Rheinische Post - Wesel/Dinslaken
Impfzusage bis Ende des Sommers
Trotz der Lieferschwierigkeiten beim Impfstoff geht die Kanzlerin davon aus, dass bis zum Ablauf des dritten Quartals alle Bürger ein Angebot bekommen. Patientenschützer kritisieren die Ergebnisse des Impfgipfels als unzureichend.

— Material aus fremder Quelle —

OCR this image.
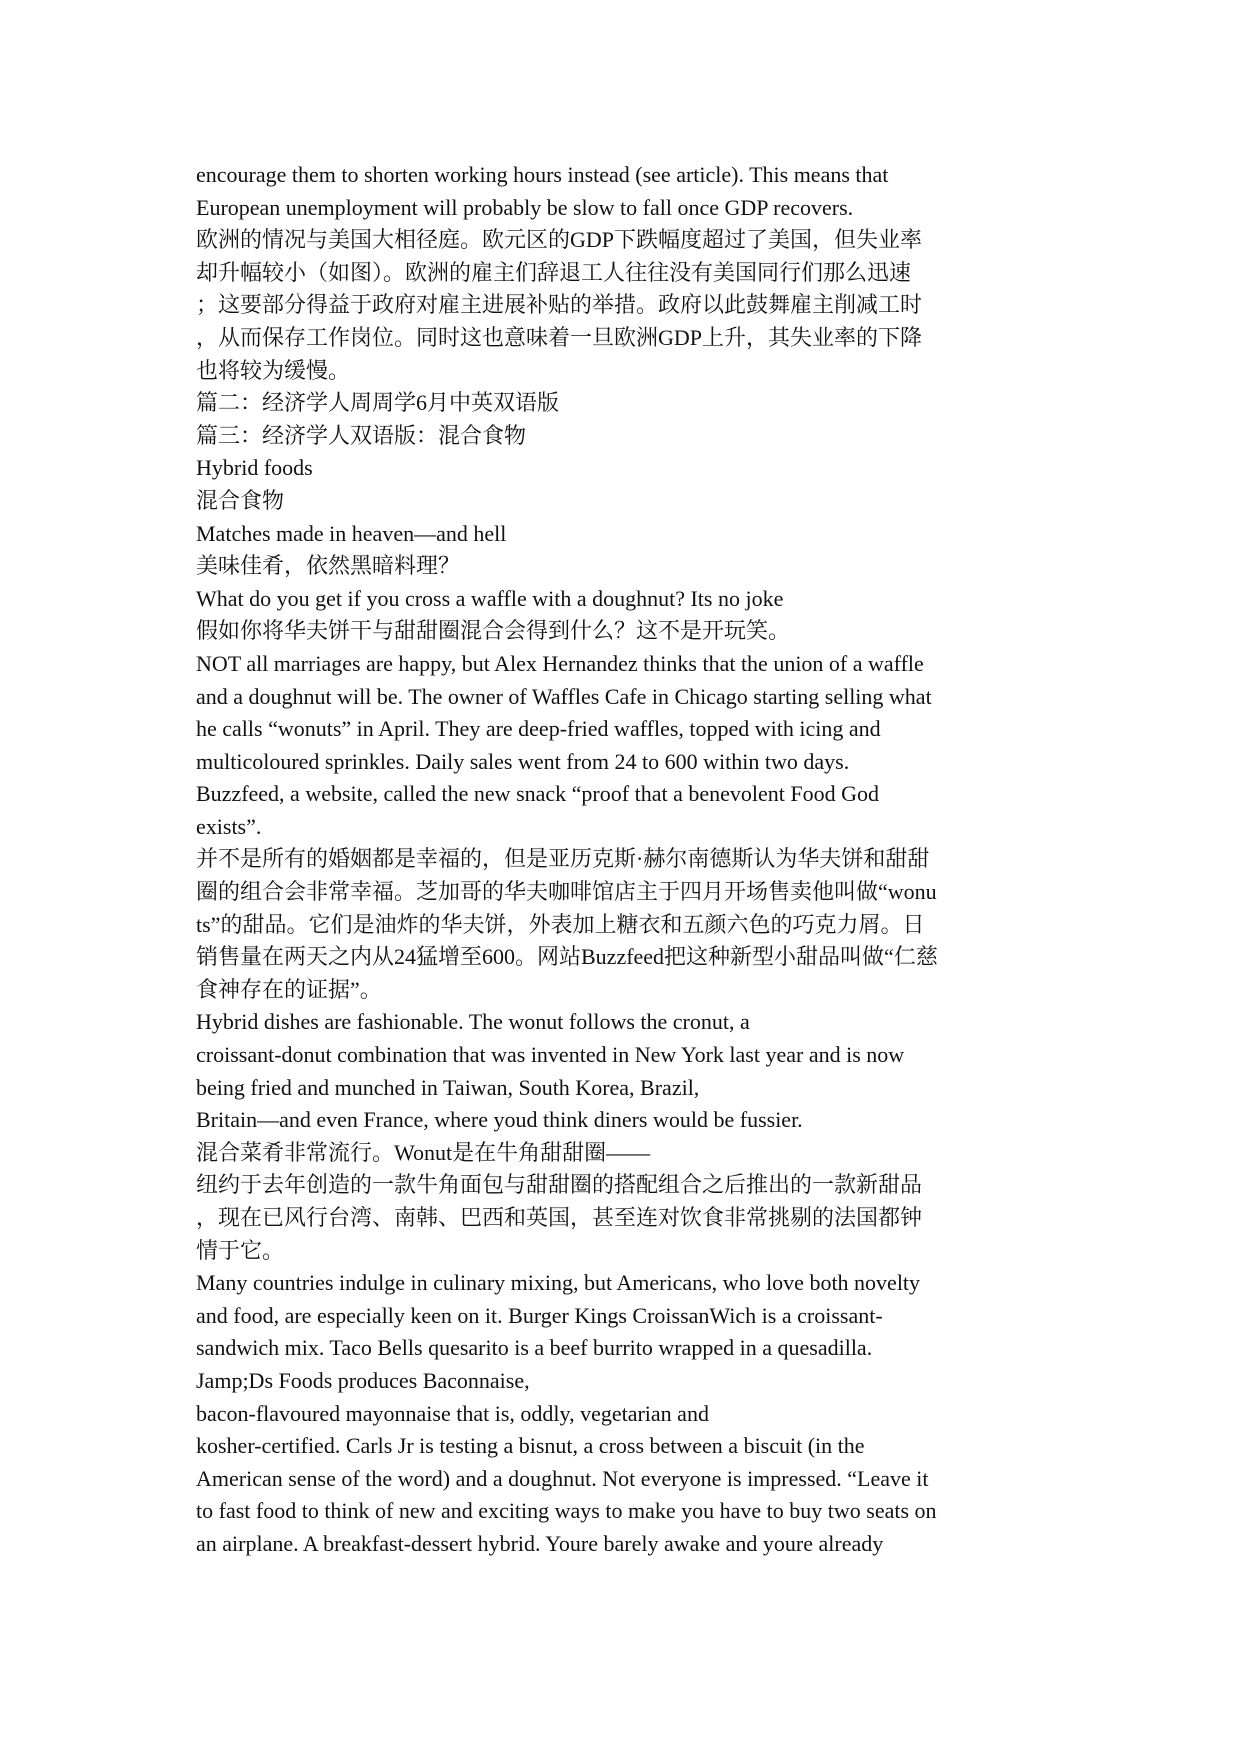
encourage them to shorten working hours instead (see article). This means that
European unemployment will probably be slow to fall once GDP recovers.
欧洲的情况与美国大相径庭。欧元区的GDP下跌幅度超过了美国，但失业率
却升幅较小（如图）。欧洲的雇主们辞退工人往往没有美国同行们那么迅速
；这要部分得益于政府对雇主进展补贴的举措。政府以此鼓舞雇主削减工时
，从而保存工作岗位。同时这也意味着一旦欧洲GDP上升，其失业率的下降
也将较为缓慢。
篇二：经济学人周周学6月中英双语版
篇三：经济学人双语版：混合食物
Hybrid foods
混合食物
Matches made in heaven—and hell
美味佳肴，依然黑暗料理？
What do you get if you cross a waffle with a doughnut? Its no joke
假如你将华夫饼干与甜甜圈混合会得到什么？这不是开玩笑。
NOT all marriages are happy, but Alex Hernandez thinks that the union of a waffle
and a doughnut will be. The owner of Waffles Cafe in Chicago starting selling what
he calls “wonuts” in April. They are deep-fried waffles, topped with icing and
multicoloured sprinkles. Daily sales went from 24 to 600 within two days.
Buzzfeed, a website, called the new snack “proof that a benevolent Food God
exists”.
并不是所有的婚姻都是幸福的，但是亚历克斯·赫尔南德斯认为华夫饼和甜甜
圈的组合会非常幸福。芝加哥的华夫咖啡馆店主于四月开场售卖他叫做“wonu
ts”的甜品。它们是油炸的华夫饼，外表加上糖衣和五颜六色的巧克力屑。日
销售量在两天之内从24猛增至600。网站Buzzfeed把这种新型小甜品叫做“仁慈
食神存在的证据”。
Hybrid dishes are fashionable. The wonut follows the cronut, a
croissant-donut combination that was invented in New York last year and is now
being fried and munched in Taiwan, South Korea, Brazil,
Britain—and even France, where youd think diners would be fussier.
混合菜肴非常流行。Wonut是在牛角甜甜圈——
纽约于去年创造的一款牛角面包与甜甜圈的搭配组合之后推出的一款新甜品
，现在已风行台湾、南韩、巴西和英国，甚至连对饮食非常挑剔的法国都钟
情于它。
Many countries indulge in culinary mixing, but Americans, who love both novelty
and food, are especially keen on it. Burger Kings CroissanWich is a croissant-
sandwich mix. Taco Bells quesarito is a beef burrito wrapped in a quesadilla.
Jamp;Ds Foods produces Baconnaise,
bacon-flavoured mayonnaise that is, oddly, vegetarian and
kosher-certified. Carls Jr is testing a bisnut, a cross between a biscuit (in the
American sense of the word) and a doughnut. Not everyone is impressed. “Leave it
to fast food to think of new and exciting ways to make you have to buy two seats on
an airplane. A breakfast-dessert hybrid. Youre barely awake and youre already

DÜSSELDORF Bund und Länder haben am Montag beim Impfgipfel mit Herstellern und Vertretern der Eu-kommission über den zuletzt scharf kritisierten Impfprozess debattiert. Bundeskanzlerin Angela Merkel (CDU) sagte, die Bundesregierung halte das Versprechen aufrecht, bis Ende des Sommers allen Bürgern ein Impfangebot zu machen – das sei auch unabhängig davon zu erreichen, ob die Hersteller Johnson & Johnson sowie Curevac eine Zulassung für ihren Impfstoff erhielten. Konkrete Liefertermine gebe es von Biontech/pfizer bis zum 22./23. Februar, von Moderna und Astrazeneca bis zum 17. Februar. Um den Ländern trotzdem die Terminvergabe zu erleichtern, soll es für die spätere Zeit „Modellierungen“für die Lieferungen geben. Nach Angaben von Berlins Regierendem Bürgermeister Michael Müller (SPD) ist aber eines bereits klar: „Es wird im ersten Quartal knapp bleiben.“
Der Vorstand der Deutschen Stiftung Patientenschutz, Eugen Brysch zeigte sich enttäuscht: „Planungssicherheit wollten Bund und Länder beim ersten Impfgipfel liefern. Doch die große Unbekannte bleiben die Lieferengpässe.“Statt der Modellierungen forderte er, in den ersten Prioritätsgruppe mit achtmillionen Menschen kleinteiliger vorzugehen. Jene Menschen benötigten ein Impfangebot, deren Leib und Leben das Virus am meisten bedrohe. „Evidenzbasiert sind das die Betagten und Schwerstkranken, denn ihre Gruppe macht 90 Prozent der mit und an Covid-19 Verstorbenen aus. Diese Impfberechtigten müssen zunächst Vorrang vor den medizinischen und pflegerischen Berufen bekommen.“
Dagegen lobte Helmut Dedy, Hauptgeschäftsführer des Deutschen Städtetags, dass es nun mehr Informationen über Lieferungen in den nächsten Monaten gebe. „Wir hoffen sehr, dass sich dadurch auch mehr Planungssicherheit für die Kommunen ergibt, die die Impfzentren betreiben. Wir müssen vor Ort besser einschätzen können, wann wie viel Impfdosen kommen.“Nur dann könne man verlässlich arbeiten.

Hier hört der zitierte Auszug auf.